SPONSOR:

Sen. Bushweller & Rep. Paradee

Sens. Ennis, Hansen, Pettyjohn, Sokola; Reps. Baumbach, B. Short, D. Short, K. Williams, Wilson

DELAWARE STATE SENATE

149th GENERAL ASSEMBLY

SENATE BILL NO. 161

AN ACT TO AMEND TITLE 21 OF THE DELAWARE CODE RELATING TO PERSONAL INJURY PROTECTION PAYMENTS.

BE IT ENACTED BY THE GENERAL ASSEMBLY OF THE STATE OF DELAWARE:

Section 1. Amend Subchapter I, Chapter 21, Title 21 of the Delaware Code by making deletions as shown by strikethrough and insertions as shown by underline as follows:

§ 2118C. Limit on charges by providers of services.

(a) A provider of services under § 2118(a)(2)a.1. and 3. of this title may not exceed the charges permissible under the fee schedules established by the Workers’ Compensation Oversight Panel under § 2322B of Title 19 for injury, unless the insurer determines that unusual procedures or unique circumstances justify an additional charge.

(b)(1) A provider of services under § 2118(a)(2)a.1. and 3. of this title may not demand or request from anyone payment in addition to the charges authorized under this section.

(2) An insurer shall report to the Division of Professional Regulation any pattern of overcharging, excessive treatment, or other improper actions by a provider of services within 30 days after the insurer has knowledge of such pattern.

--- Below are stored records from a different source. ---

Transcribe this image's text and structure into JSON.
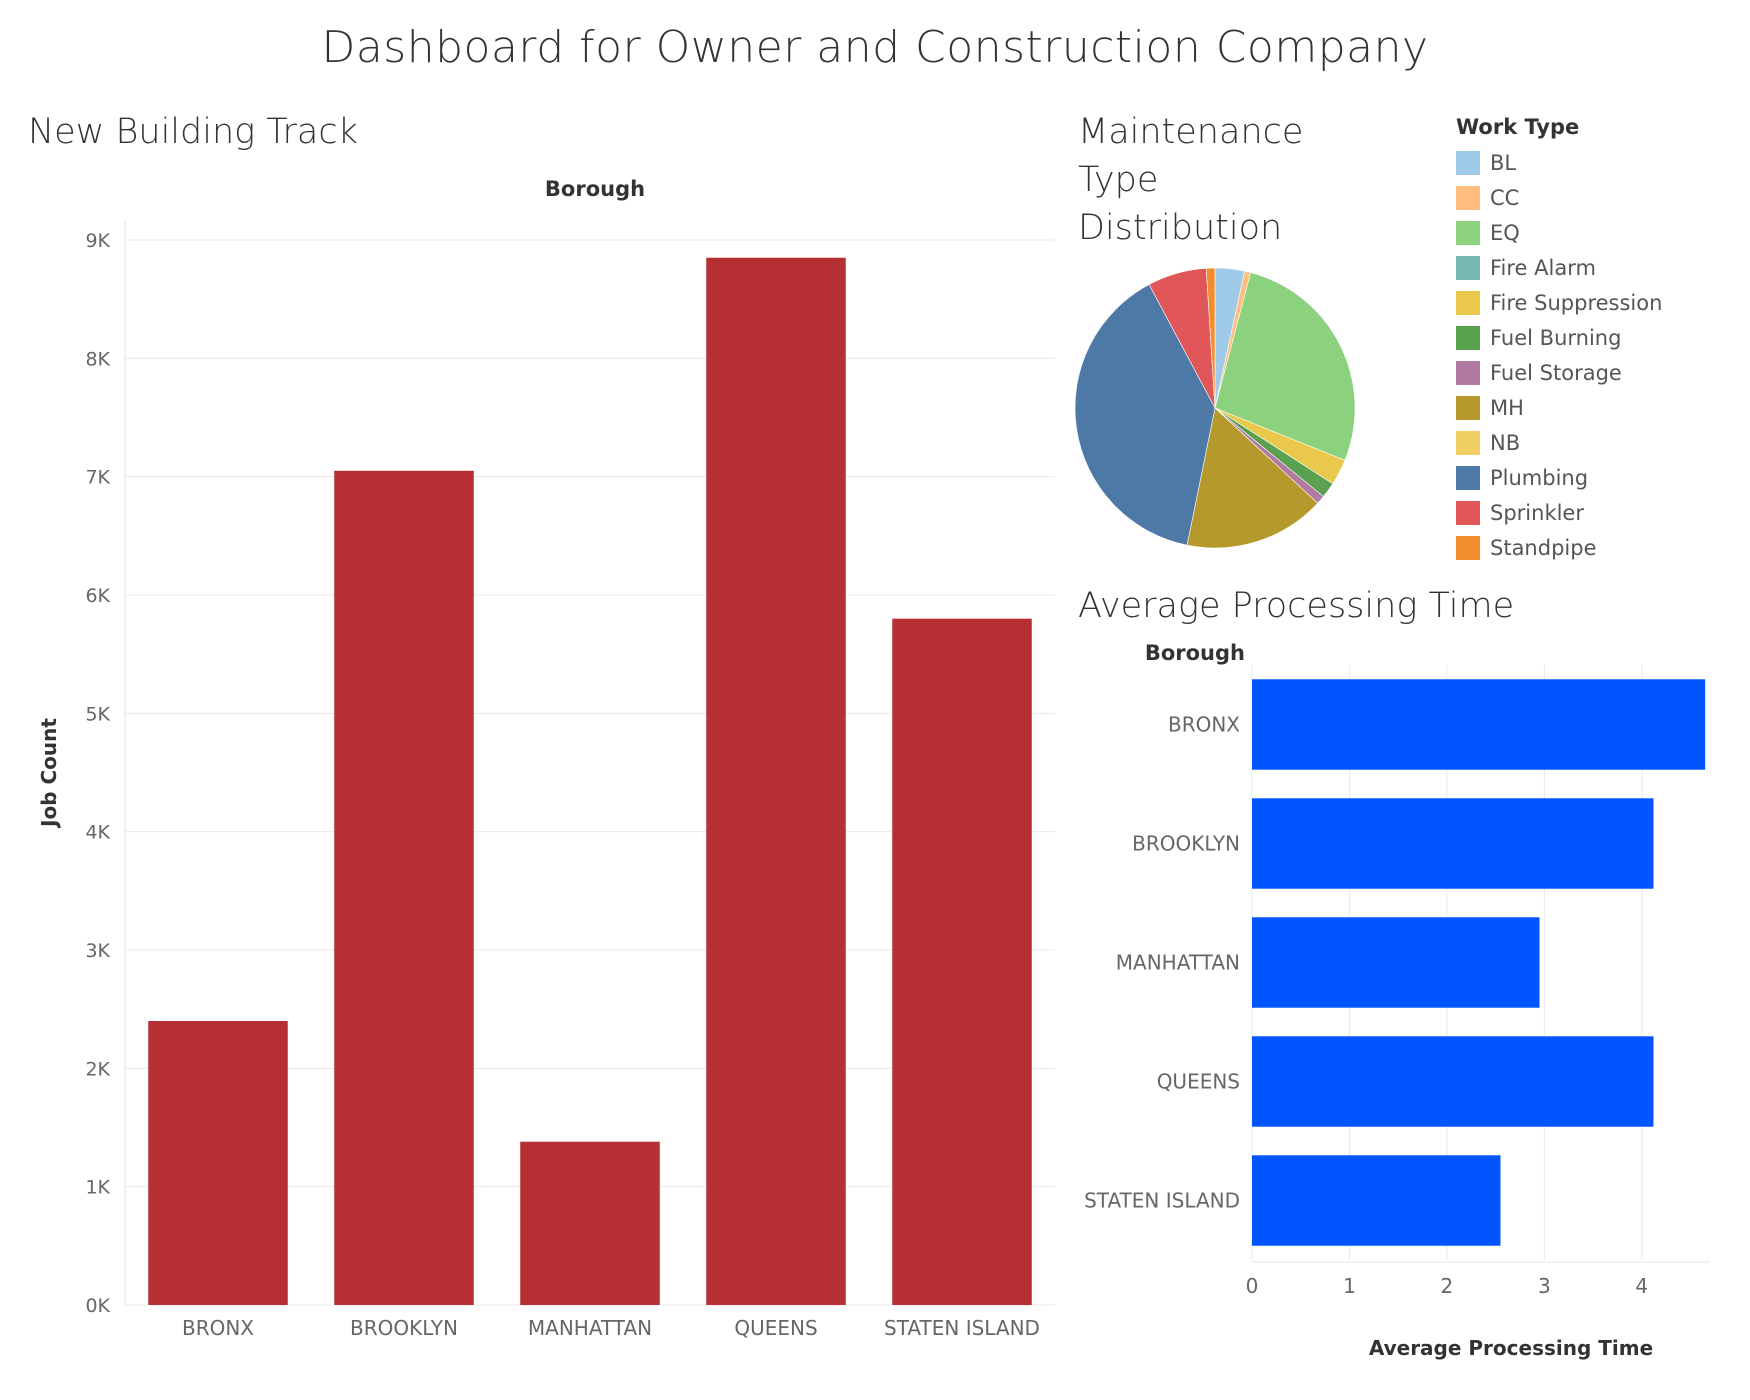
{
  "dashboard_title": "Dashboard for Owner and Construction Company",
  "new_building_title": "New Building Track",
  "maintenance_title_lines": [
    "Maintenance",
    "Type",
    "Distribution"
  ],
  "processing_title": "Average Processing Time",
  "chart_data": [
    {
      "type": "bar",
      "title": "New Building Track",
      "header_label": "Borough",
      "xlabel": "",
      "ylabel": "Job Count",
      "categories": [
        "BRONX",
        "BROOKLYN",
        "MANHATTAN",
        "QUEENS",
        "STATEN ISLAND"
      ],
      "values": [
        2400,
        7050,
        1380,
        8850,
        5800
      ],
      "ylim": [
        0,
        9000
      ],
      "yticks": [
        {
          "value": 0,
          "label": "0K"
        },
        {
          "value": 1000,
          "label": "1K"
        },
        {
          "value": 2000,
          "label": "2K"
        },
        {
          "value": 3000,
          "label": "3K"
        },
        {
          "value": 4000,
          "label": "4K"
        },
        {
          "value": 5000,
          "label": "5K"
        },
        {
          "value": 6000,
          "label": "6K"
        },
        {
          "value": 7000,
          "label": "7K"
        },
        {
          "value": 8000,
          "label": "8K"
        },
        {
          "value": 9000,
          "label": "9K"
        }
      ],
      "grid": true,
      "color": "#b52f33"
    },
    {
      "type": "pie",
      "title": "Maintenance Type Distribution",
      "legend_title": "Work Type",
      "legend_position": "right",
      "slices": [
        {
          "label": "BL",
          "value": 3.4,
          "color": "#a0cbe8"
        },
        {
          "label": "CC",
          "value": 0.7,
          "color": "#ffbe7d"
        },
        {
          "label": "EQ",
          "value": 27.0,
          "color": "#8cd17d"
        },
        {
          "label": "Fire Alarm",
          "value": 0.0,
          "color": "#76b7b2"
        },
        {
          "label": "Fire Suppression",
          "value": 3.0,
          "color": "#e9c84c"
        },
        {
          "label": "Fuel Burning",
          "value": 1.8,
          "color": "#59a14f"
        },
        {
          "label": "Fuel Storage",
          "value": 1.0,
          "color": "#b07aa1"
        },
        {
          "label": "MH",
          "value": 16.3,
          "color": "#b6992d"
        },
        {
          "label": "NB",
          "value": 0.0,
          "color": "#f1ce63"
        },
        {
          "label": "Plumbing",
          "value": 39.0,
          "color": "#4e79a7"
        },
        {
          "label": "Sprinkler",
          "value": 6.8,
          "color": "#e15759"
        },
        {
          "label": "Standpipe",
          "value": 1.0,
          "color": "#f28e2b"
        }
      ]
    },
    {
      "type": "bar",
      "orientation": "horizontal",
      "title": "Average Processing Time",
      "header_label": "Borough",
      "xlabel": "Average Processing Time",
      "ylabel": "",
      "categories": [
        "BRONX",
        "BROOKLYN",
        "MANHATTAN",
        "QUEENS",
        "STATEN ISLAND"
      ],
      "values": [
        4.65,
        4.12,
        2.95,
        4.12,
        2.55
      ],
      "xlim": [
        0,
        4.7
      ],
      "xticks": [
        {
          "value": 0,
          "label": "0"
        },
        {
          "value": 1,
          "label": "1"
        },
        {
          "value": 2,
          "label": "2"
        },
        {
          "value": 3,
          "label": "3"
        },
        {
          "value": 4,
          "label": "4"
        }
      ],
      "grid": true,
      "color": "#0055ff"
    }
  ]
}
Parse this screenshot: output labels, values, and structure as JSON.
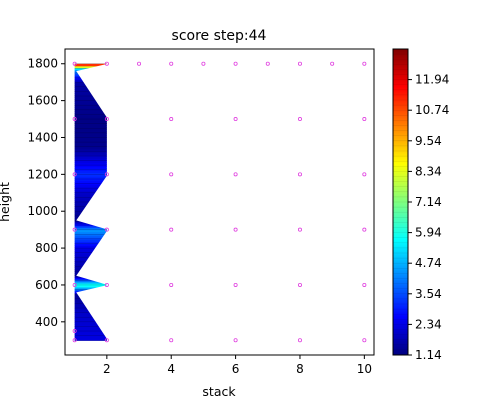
{
  "chart_data": {
    "type": "contour",
    "title": "score step:44",
    "xlabel": "stack",
    "ylabel": "height",
    "xlim": [
      0.7,
      10.3
    ],
    "ylim": [
      220,
      1880
    ],
    "x_ticks": [
      2,
      4,
      6,
      8,
      10
    ],
    "y_ticks": [
      400,
      600,
      800,
      1000,
      1200,
      1400,
      1600,
      1800
    ],
    "grid": false,
    "colorbar": {
      "min": 1.14,
      "max": 13.14,
      "ticks": [
        1.14,
        2.34,
        3.54,
        4.74,
        5.94,
        7.14,
        8.34,
        9.54,
        10.74,
        11.94
      ],
      "colormap": [
        "#00007f",
        "#0000ff",
        "#007fff",
        "#00ffff",
        "#7fff7f",
        "#ffff00",
        "#ff7f00",
        "#ff0000",
        "#7f0000"
      ]
    },
    "contour_region": {
      "x_range": [
        1,
        2
      ],
      "profile": [
        {
          "height": 300,
          "score": 2.3
        },
        {
          "height": 450,
          "score": 2.0
        },
        {
          "height": 550,
          "score": 1.4
        },
        {
          "height": 600,
          "score": 6.2
        },
        {
          "height": 650,
          "score": 1.4
        },
        {
          "height": 800,
          "score": 2.3
        },
        {
          "height": 900,
          "score": 4.5
        },
        {
          "height": 950,
          "score": 1.3
        },
        {
          "height": 1100,
          "score": 2.0
        },
        {
          "height": 1200,
          "score": 3.2
        },
        {
          "height": 1350,
          "score": 1.3
        },
        {
          "height": 1500,
          "score": 1.2
        },
        {
          "height": 1700,
          "score": 1.6
        },
        {
          "height": 1770,
          "score": 4.5
        },
        {
          "height": 1800,
          "score": 12.5
        }
      ]
    },
    "sample_points": [
      {
        "x": 1,
        "y": 300
      },
      {
        "x": 2,
        "y": 300
      },
      {
        "x": 4,
        "y": 300
      },
      {
        "x": 6,
        "y": 300
      },
      {
        "x": 8,
        "y": 300
      },
      {
        "x": 10,
        "y": 300
      },
      {
        "x": 1,
        "y": 600
      },
      {
        "x": 2,
        "y": 600
      },
      {
        "x": 4,
        "y": 600
      },
      {
        "x": 6,
        "y": 600
      },
      {
        "x": 8,
        "y": 600
      },
      {
        "x": 10,
        "y": 600
      },
      {
        "x": 1,
        "y": 900
      },
      {
        "x": 2,
        "y": 900
      },
      {
        "x": 4,
        "y": 900
      },
      {
        "x": 6,
        "y": 900
      },
      {
        "x": 8,
        "y": 900
      },
      {
        "x": 10,
        "y": 900
      },
      {
        "x": 1,
        "y": 1200
      },
      {
        "x": 2,
        "y": 1200
      },
      {
        "x": 4,
        "y": 1200
      },
      {
        "x": 6,
        "y": 1200
      },
      {
        "x": 8,
        "y": 1200
      },
      {
        "x": 10,
        "y": 1200
      },
      {
        "x": 1,
        "y": 1500
      },
      {
        "x": 2,
        "y": 1500
      },
      {
        "x": 4,
        "y": 1500
      },
      {
        "x": 6,
        "y": 1500
      },
      {
        "x": 8,
        "y": 1500
      },
      {
        "x": 10,
        "y": 1500
      },
      {
        "x": 1,
        "y": 1800
      },
      {
        "x": 2,
        "y": 1800
      },
      {
        "x": 3,
        "y": 1800
      },
      {
        "x": 4,
        "y": 1800
      },
      {
        "x": 5,
        "y": 1800
      },
      {
        "x": 6,
        "y": 1800
      },
      {
        "x": 7,
        "y": 1800
      },
      {
        "x": 8,
        "y": 1800
      },
      {
        "x": 9,
        "y": 1800
      },
      {
        "x": 10,
        "y": 1800
      },
      {
        "x": 1,
        "y": 350
      }
    ],
    "point_color": "#e040e0"
  }
}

(c) This section does not prohibit an insurer from making an agreement with a provider of services under § 2118(a)(2)a.1. and 3. of this title that governs the fees for services provided under § 2118(a)(2)a.1. and 3. of this title.

(d) A provider of services under § 2118(a)(2)a.1. and 3. of this title shall adhere to the health care practice guidelines under § 2322C of Title 19 and utilization review requirements under § 6417 of Title 18.

Section 2. This Act takes effect on January 1, 2019.

SYNOPSIS

Under this Act, a provider of services under § 2118(a)(2)a.1. and 3. of Title 21 may not exceed the charges permissible under the fee schedule established by the Workers’ Compensation Oversight Panel for work-related injuries. And, this Act prohibits these providers of services from demanding or requesting any payments in addition to the charges authorized by this Act. It also requires these providers of services to adhere to health care practice guidelines and be subject to utilization review.

In addition, this Act requires insurers to report any pattern of overcharging, excessive treatment, or other improper actions by a healthcare provider to the Division of Professional Regulation.

Finally, this Act provides that if an insurer has a contractual arrangement with a medical provider governing the fees for medical services, the contract fees would apply. The fee schedule would apply only in the absence of any such contractual arrangement.